In November 2019, Boro signed up with sports management firm Infinity Optimal Solutions (IOS) which will handle her endorsements and commercial interests.

=== 2019 AIBA Women's World Boxing Championships ===
Boro, in 54 kg category, was amongst ten boxers who had represented India in The 2019 AIBA Women's World Boxing Championships held in Ulan-Ude, Russia from 3 to 13 October 2019. She lost to Chinese Taipei's Huang Hsiao-wen in the semifinal and had to settle with a bronze medal.

==Achievements==
- 2021: Bronze - 5th Elite Women's National Boxing Championship, Hisar (city).
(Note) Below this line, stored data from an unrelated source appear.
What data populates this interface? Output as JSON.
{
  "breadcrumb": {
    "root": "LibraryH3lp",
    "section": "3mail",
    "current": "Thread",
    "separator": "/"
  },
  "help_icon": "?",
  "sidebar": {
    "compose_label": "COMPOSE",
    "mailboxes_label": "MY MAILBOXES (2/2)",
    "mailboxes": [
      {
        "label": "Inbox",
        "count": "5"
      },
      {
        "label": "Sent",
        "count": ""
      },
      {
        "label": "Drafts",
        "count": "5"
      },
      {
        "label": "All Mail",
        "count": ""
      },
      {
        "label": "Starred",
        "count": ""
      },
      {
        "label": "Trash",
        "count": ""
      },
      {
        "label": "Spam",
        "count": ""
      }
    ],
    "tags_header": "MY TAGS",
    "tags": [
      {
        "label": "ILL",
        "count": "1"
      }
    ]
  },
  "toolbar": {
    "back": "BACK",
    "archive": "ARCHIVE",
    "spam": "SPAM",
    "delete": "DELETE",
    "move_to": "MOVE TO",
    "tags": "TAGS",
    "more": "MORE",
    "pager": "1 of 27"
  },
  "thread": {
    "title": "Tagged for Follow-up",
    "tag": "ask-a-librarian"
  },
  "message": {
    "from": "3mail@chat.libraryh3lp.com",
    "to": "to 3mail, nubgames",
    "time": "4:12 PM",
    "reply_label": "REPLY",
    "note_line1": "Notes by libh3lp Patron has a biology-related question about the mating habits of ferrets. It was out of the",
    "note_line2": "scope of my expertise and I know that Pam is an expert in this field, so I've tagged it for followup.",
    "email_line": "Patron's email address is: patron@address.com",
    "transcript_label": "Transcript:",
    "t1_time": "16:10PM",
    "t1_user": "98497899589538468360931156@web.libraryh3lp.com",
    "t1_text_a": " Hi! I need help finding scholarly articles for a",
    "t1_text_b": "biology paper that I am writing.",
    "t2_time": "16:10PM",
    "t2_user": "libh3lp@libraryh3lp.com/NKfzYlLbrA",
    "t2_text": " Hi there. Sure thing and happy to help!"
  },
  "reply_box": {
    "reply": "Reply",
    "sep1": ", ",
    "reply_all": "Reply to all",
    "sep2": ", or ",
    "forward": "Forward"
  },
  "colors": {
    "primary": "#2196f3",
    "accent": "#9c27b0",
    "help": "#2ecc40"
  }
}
- 2019: Bronze – AIBA World Boxing Championship at Ulan-Ude, Russia.
- 2019: Gold – India Open International Boxing Tournament, Guwahati.
- 2019: Gold – President Cup Boxing International Open Tournament, Indonesia.
- 2018: Silver – Belgrade Boxing Championship, Serbia.
- 2015: Bronze – World Youth Boxing Championship; Taipei.
- 2013: Gold – 2nd Nations Cup International Sub-Junior Girls Tournament; Zrenjanun, Serbia.
- 2012: Gold – 7th Sub-Junior Women National Boxing Championships; Kolkata.
- 2011: Gold – 2nd Sub-Junior Women National Boxing Championships; Tamil Nadu.
- 2010: Gold – 1st Sub-Junior Women National Boxing Championship; Tamil Nadu.